Tegen de woede-uitbarsting een knuffel die nooit ophoudt

„Op een dag was ik boos, zo boos , zo vreselijk boos dat mijn vader besloot om mij vast te pakken en nooit meer los te laten.” We zien een jongetje met wijd opengesperde mond in een kinderkamer staan. Er ligt een teddybeer op het bed, blokken op de grond. Alles aan het kind toont de onmacht van een ongefilterde driftbui. Gebalde vuisten, verkrampte armen en benen. Zijn vader heeft zich om hem heen gevouwen.

Het is een beproefde methode om een woedeaanval bij peuters te beteugelen. Laten voelen dat je er bent, veiligheid creëren door stevig vasthouden, het kind helpen tot rust te komen door de bewegingsruimte te beperken. Heerlijke bijkomstigheid: er kan niet gegooid worden met spullen en niemand doet zichzelf pijn.

„‘Lamelos’, zei ik. ‘Nooit meer,’ zei mijn vader.”

Samengeperst

Kalm en liefdevol houdt hij zijn zoon vast. En langzaam voelt het jongetje de woede wegzakken, lezen we, van zijn schouders langs zijn borst naar beneden. „Met het paar snelle schudbewegingen wiebelde ik het laatste beetje boos via mijn tenen van me af.” Tot zover een bekend beeld. Maar daar geeft Gouden Griffel-winnaar Gideon Samson een draai aan door de vader inderdaad vast te laten blijven houden. Vanaf dat moment zijn vader en zoon vergroeid met elkaar. Lopen, fietsen, spelen, alles gaat nu samen.
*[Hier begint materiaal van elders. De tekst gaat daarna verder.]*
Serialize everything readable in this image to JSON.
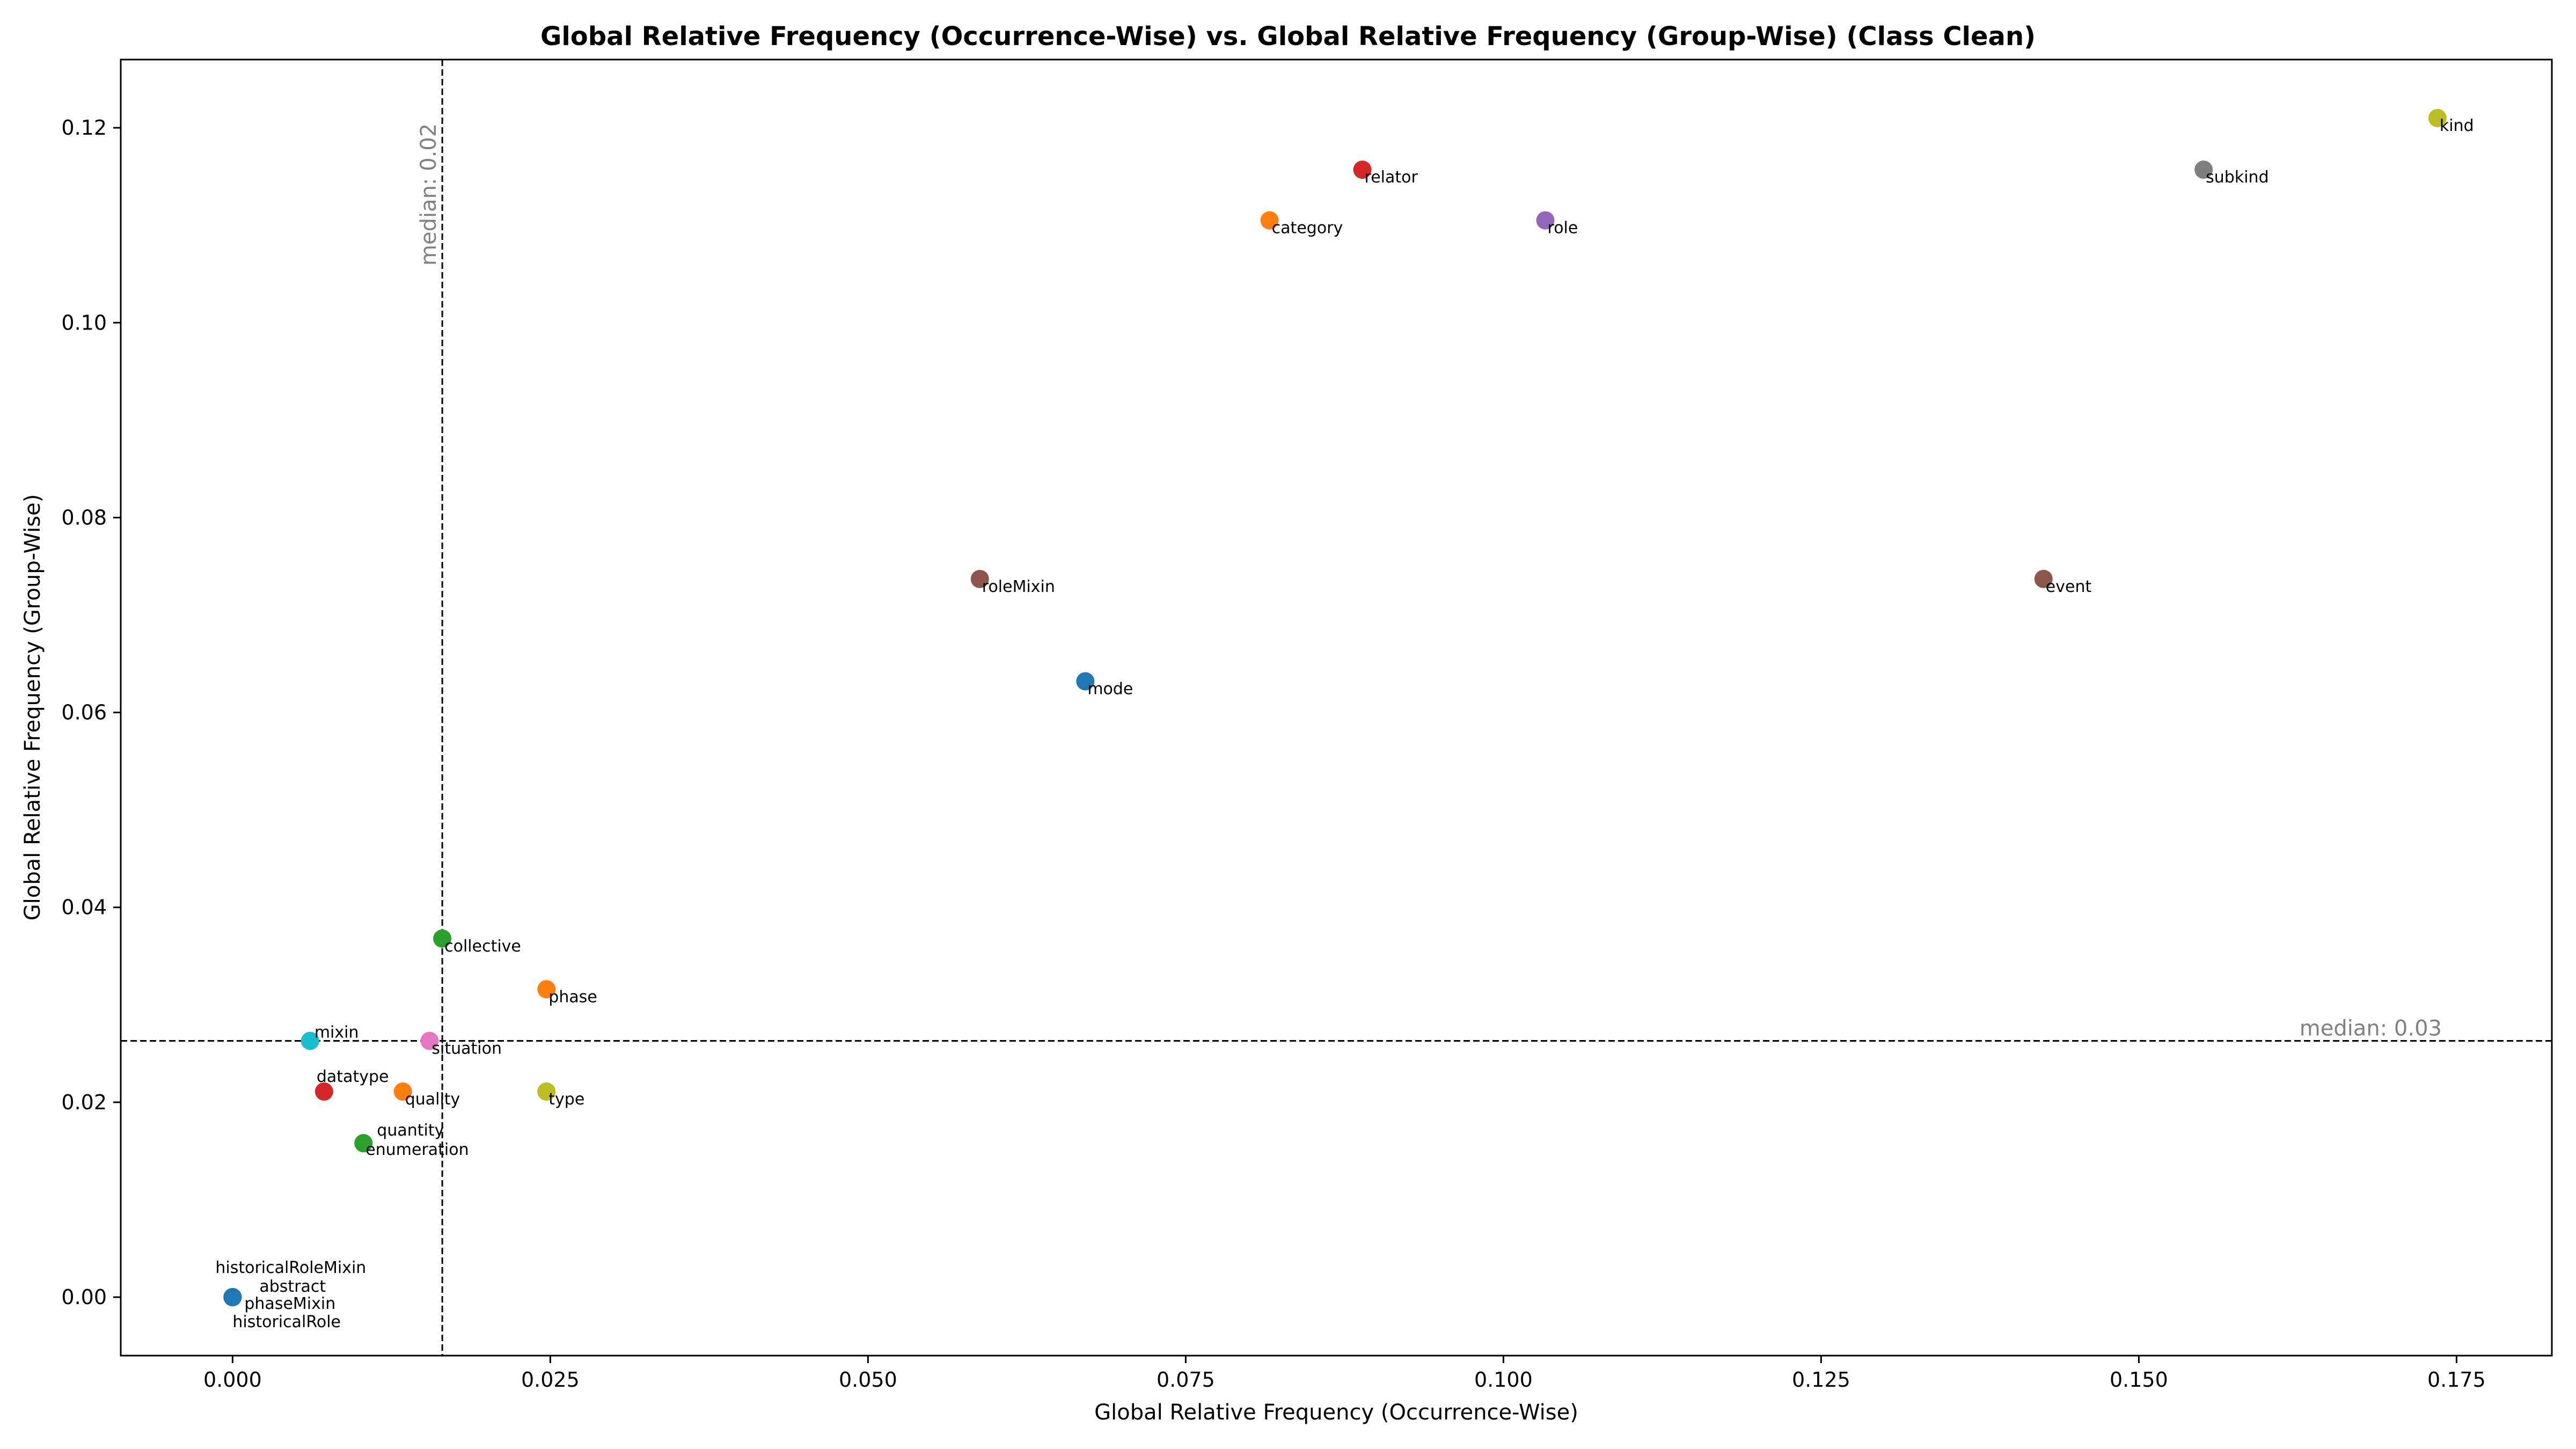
{
  "chart_data": {
    "type": "scatter",
    "title": "Global Relative Frequency (Occurrence-Wise) vs. Global Relative Frequency (Group-Wise) (Class Clean)",
    "xlabel": "Global Relative Frequency (Occurrence-Wise)",
    "ylabel": "Global Relative Frequency (Group-Wise)",
    "xlim": [
      -0.0088,
      0.1825
    ],
    "ylim": [
      -0.006,
      0.127
    ],
    "xticks": [
      0.0,
      0.025,
      0.05,
      0.075,
      0.1,
      0.125,
      0.15,
      0.175
    ],
    "xtick_labels": [
      "0.000",
      "0.025",
      "0.050",
      "0.075",
      "0.100",
      "0.125",
      "0.150",
      "0.175"
    ],
    "yticks": [
      0.0,
      0.02,
      0.04,
      0.06,
      0.08,
      0.1,
      0.12
    ],
    "ytick_labels": [
      "0.00",
      "0.02",
      "0.04",
      "0.06",
      "0.08",
      "0.10",
      "0.12"
    ],
    "grid": false,
    "medians": {
      "x": {
        "value": 0.0165,
        "label": "median: 0.02"
      },
      "y": {
        "value": 0.0263,
        "label": "median: 0.03"
      }
    },
    "points": [
      {
        "name": "kind",
        "x": 0.1735,
        "y": 0.121,
        "color": "#bcbd22"
      },
      {
        "name": "subkind",
        "x": 0.1551,
        "y": 0.1157,
        "color": "#7f7f7f"
      },
      {
        "name": "relator",
        "x": 0.0889,
        "y": 0.1157,
        "color": "#d62728"
      },
      {
        "name": "category",
        "x": 0.0816,
        "y": 0.1105,
        "color": "#ff7f0e"
      },
      {
        "name": "role",
        "x": 0.1033,
        "y": 0.1105,
        "color": "#9467bd"
      },
      {
        "name": "roleMixin",
        "x": 0.0588,
        "y": 0.0737,
        "color": "#8c564b"
      },
      {
        "name": "event",
        "x": 0.1425,
        "y": 0.0737,
        "color": "#8c564b"
      },
      {
        "name": "mode",
        "x": 0.0671,
        "y": 0.0632,
        "color": "#1f77b4"
      },
      {
        "name": "collective",
        "x": 0.0165,
        "y": 0.0368,
        "color": "#2ca02c"
      },
      {
        "name": "phase",
        "x": 0.0247,
        "y": 0.0316,
        "color": "#ff7f0e"
      },
      {
        "name": "mixin",
        "x": 0.0061,
        "y": 0.0263,
        "color": "#17becf"
      },
      {
        "name": "situation",
        "x": 0.0155,
        "y": 0.0263,
        "color": "#e377c2"
      },
      {
        "name": "datatype",
        "x": 0.0072,
        "y": 0.0211,
        "color": "#d62728"
      },
      {
        "name": "quality",
        "x": 0.0134,
        "y": 0.0211,
        "color": "#ff7f0e"
      },
      {
        "name": "type",
        "x": 0.0247,
        "y": 0.0211,
        "color": "#bcbd22"
      },
      {
        "name": "quantity",
        "x": 0.0103,
        "y": 0.0158,
        "color": "#2ca02c"
      },
      {
        "name": "enumeration",
        "x": 0.0103,
        "y": 0.0158,
        "color": "#2ca02c"
      },
      {
        "name": "historicalRoleMixin",
        "x": 0.0,
        "y": 0.0,
        "color": "#1f77b4"
      },
      {
        "name": "abstract",
        "x": 0.0,
        "y": 0.0,
        "color": "#1f77b4"
      },
      {
        "name": "phaseMixin",
        "x": 0.0,
        "y": 0.0,
        "color": "#1f77b4"
      },
      {
        "name": "historicalRole",
        "x": 0.0,
        "y": 0.0,
        "color": "#1f77b4"
      }
    ]
  }
}
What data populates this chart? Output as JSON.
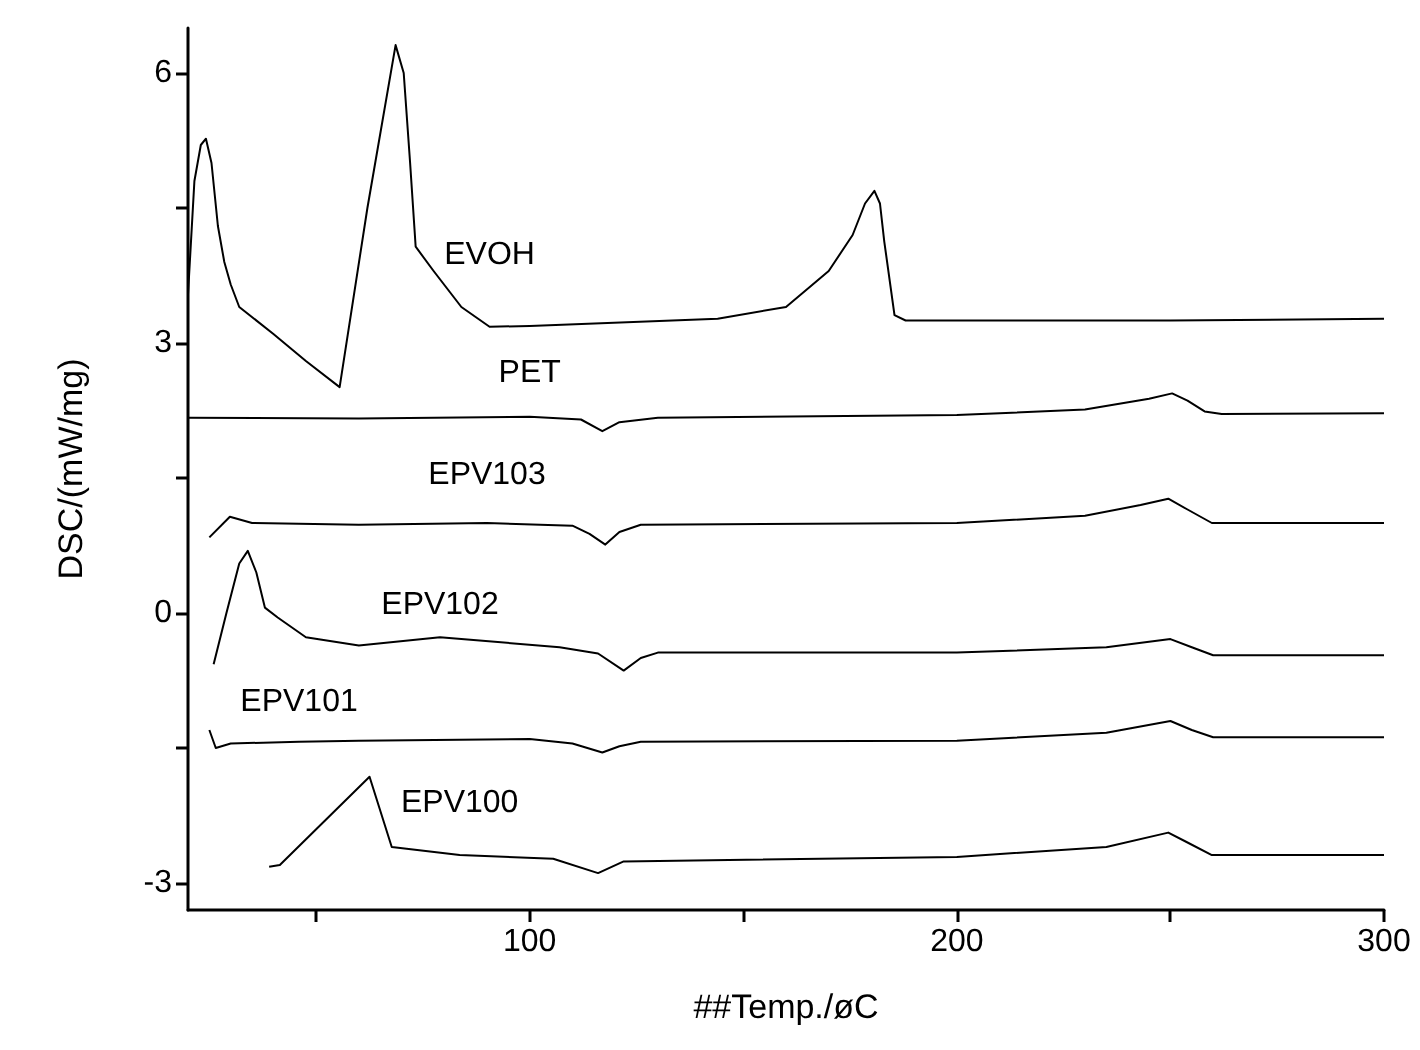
{
  "chart_data": {
    "type": "line",
    "xlabel": "##Temp./øC",
    "ylabel": "DSC/(mW/mg)",
    "xlim": [
      20,
      300
    ],
    "ylim": [
      -3.3,
      6.5
    ],
    "xticks": [
      {
        "value": 50,
        "label": null
      },
      100,
      {
        "value": 150,
        "label": null
      },
      200,
      {
        "value": 250,
        "label": null
      },
      300
    ],
    "yticks": [
      -3,
      {
        "value": -1.5,
        "label": null
      },
      0,
      {
        "value": 1.5,
        "label": null
      },
      3,
      {
        "value": 4.5,
        "label": null
      },
      6
    ],
    "grid": false,
    "legend": false,
    "marker": "none",
    "line_style": "solid",
    "series": [
      {
        "name": "EVOH",
        "color": "#000000",
        "x": [
          20,
          21.5,
          23,
          24.2,
          25.5,
          27,
          28.5,
          30,
          32,
          40,
          47.6,
          55.5,
          62,
          68.6,
          70.5,
          72,
          73.3,
          77.5,
          84,
          90.6,
          100,
          144,
          160,
          170,
          175.6,
          178.5,
          180.7,
          182,
          183,
          185.4,
          188,
          250,
          300
        ],
        "values": [
          3.54,
          4.8,
          5.2,
          5.27,
          5.0,
          4.3,
          3.9,
          3.65,
          3.4,
          3.1,
          2.8,
          2.51,
          4.5,
          6.31,
          6.0,
          5.0,
          4.07,
          3.8,
          3.4,
          3.18,
          3.19,
          3.27,
          3.4,
          3.8,
          4.2,
          4.55,
          4.69,
          4.55,
          4.13,
          3.31,
          3.25,
          3.25,
          3.27
        ]
      },
      {
        "name": "PET",
        "color": "#000000",
        "x": [
          20,
          60,
          100,
          112,
          117,
          121,
          130,
          200,
          230,
          245,
          250.4,
          254,
          258,
          262,
          300
        ],
        "values": [
          2.17,
          2.16,
          2.18,
          2.15,
          2.02,
          2.12,
          2.17,
          2.2,
          2.26,
          2.38,
          2.44,
          2.36,
          2.24,
          2.21,
          2.22
        ]
      },
      {
        "name": "EPV103",
        "color": "#000000",
        "x": [
          25,
          29.8,
          35,
          60,
          90,
          110,
          114,
          117.7,
          121,
          126,
          200,
          230,
          243,
          249.5,
          254,
          259.7,
          300
        ],
        "values": [
          0.84,
          1.07,
          1.0,
          0.98,
          1.0,
          0.97,
          0.88,
          0.76,
          0.9,
          0.98,
          1.0,
          1.08,
          1.2,
          1.27,
          1.15,
          1.0,
          1.0
        ]
      },
      {
        "name": "EPV102",
        "color": "#000000",
        "x": [
          26,
          29,
          32,
          34,
          36,
          38,
          41,
          47.6,
          60,
          79,
          107,
          116,
          122,
          126,
          130,
          200,
          235,
          250,
          255,
          260,
          300
        ],
        "values": [
          -0.57,
          0.0,
          0.55,
          0.69,
          0.45,
          0.06,
          -0.05,
          -0.27,
          -0.36,
          -0.27,
          -0.38,
          -0.45,
          -0.64,
          -0.5,
          -0.44,
          -0.44,
          -0.38,
          -0.29,
          -0.38,
          -0.47,
          -0.47
        ]
      },
      {
        "name": "EPV101",
        "color": "#000000",
        "x": [
          25,
          26.5,
          30,
          46,
          60,
          100,
          110,
          117,
          121,
          126,
          200,
          235,
          250,
          255,
          260,
          300
        ],
        "values": [
          -1.3,
          -1.5,
          -1.45,
          -1.43,
          -1.42,
          -1.4,
          -1.45,
          -1.55,
          -1.48,
          -1.43,
          -1.42,
          -1.33,
          -1.2,
          -1.3,
          -1.38,
          -1.38
        ]
      },
      {
        "name": "EPV100",
        "color": "#000000",
        "x": [
          39,
          41.5,
          62.5,
          67.7,
          83.6,
          105.5,
          116,
          122,
          200,
          235,
          249.5,
          254,
          259.7,
          300
        ],
        "values": [
          -2.82,
          -2.8,
          -1.82,
          -2.6,
          -2.69,
          -2.73,
          -2.89,
          -2.76,
          -2.71,
          -2.6,
          -2.44,
          -2.55,
          -2.69,
          -2.69
        ]
      }
    ]
  }
}
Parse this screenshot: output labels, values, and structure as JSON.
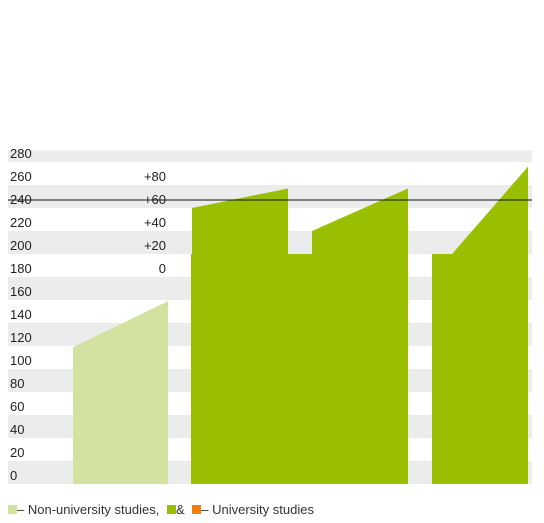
{
  "chart_data": {
    "type": "area",
    "y_ticks_left": [
      "280",
      "260",
      "240",
      "220",
      "200",
      "180",
      "160",
      "140",
      "120",
      "100",
      "80",
      "60",
      "40",
      "20",
      "0"
    ],
    "y_ticks_secondary": [
      "+80",
      "+60",
      "+40",
      "+20",
      "0"
    ],
    "secondary_baseline": 180,
    "ylim": [
      0,
      290
    ],
    "grid": "alternating horizontal bands",
    "series": [
      {
        "style": "light",
        "values": [
          119,
          159
        ]
      },
      {
        "style": "dark",
        "values": [
          139,
          200
        ]
      },
      {
        "style": "dark",
        "values": [
          200,
          200
        ]
      },
      {
        "style": "dark",
        "values": [
          240,
          257
        ]
      },
      {
        "style": "dark",
        "values": [
          220,
          257
        ]
      },
      {
        "style": "dark",
        "values": [
          180,
          276
        ]
      }
    ],
    "legend": {
      "items": [
        {
          "color": "#d1e2a1",
          "label": "– Non-university studies,"
        },
        {
          "color": "#99bf00",
          "label": "&"
        },
        {
          "color": "#f07f10",
          "label": "– University studies"
        }
      ]
    }
  },
  "colors": {
    "light": "#d1e2a1",
    "dark": "#99bf00",
    "band": "#ececec"
  }
}
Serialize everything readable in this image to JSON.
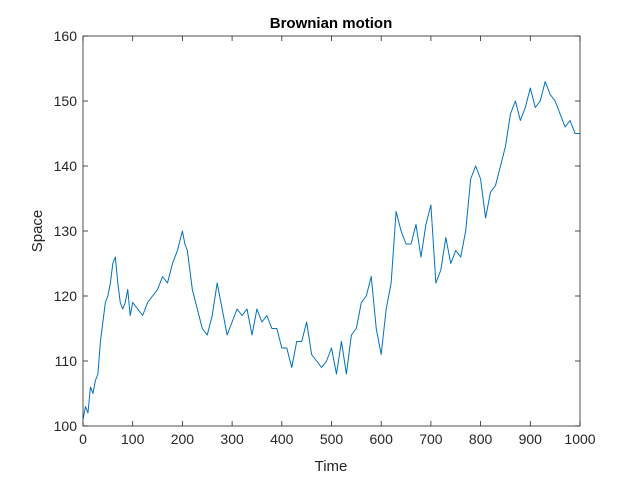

Eerst gaat dat moeizaam, maar al snel vinden ze hun weg. „En net toen ik dat hele vastpakken zelfs bijna leuk begon te vinden, stapte ik met mijn schone sok in een plas water. De sok werd nat. Mijn voet werd nat. Ik merkte hoe een klein, bozig gevoel zich door die nattigheid naar boven bewoog.” Een nieuwe driftbui dient zich aan.

De platen van Milja Praagman zijn vriendelijk en dynamisch. De gezichten zijn niet ingekleurd en ook de hond die door enkele prenten loopt is slechts een verzameling zwarte strepen. Ze contrasteren met het groen van de kamerplanten en de trui van het jongetje. De vader draagt een gele trui en broek, wat warmte geeft in de illustraties. Die lopen meer dan eens over de twee langwerpige pagina’s, waarin de vaderfiguur telkens bepalend is voor de indeling van de bladspiegel. Met zijn lange benen en haast opvouwbare lichaam dat zich om de zoon heen plooit, krijgt hij iets speels en ook wel onhandigs, terwijl je geen moment twijfelt aan de bescherming die dat lichaam biedt. De prenten waarin het kind in woede verkeert zijn expressief, vol beweging, ontoombaar, zoals een driftbui is.

Veiligheid begrepen

„Het raasde. Het stormde. Ik was boos. BOOS. BOOOOOOS! ‘En… los,’ hoorde ik mijn vader plots zachtjes zeggen, fluisteren zowat.”

Als lezer moet je het prentenboek draaien om te zien hoe de lange vader zijn kind via zijn benen naar beneden laat rennen. Klaar om zelfstandig verder te gaan. De fysieke ‘schil’ van de vader is niet langer nodig. Het jongetje heeft de veiligheid begrepen en kan zijn emoties verder zelf reguleren. Het is een mooie boodschap die op een originele wijze gestalte krijgt in dit boek voor driejarigen, kinderen die de wereld nog aan het verkennen zijn en vaak net zo erg schrikken van hun woede-uitbarsting als de omgeving.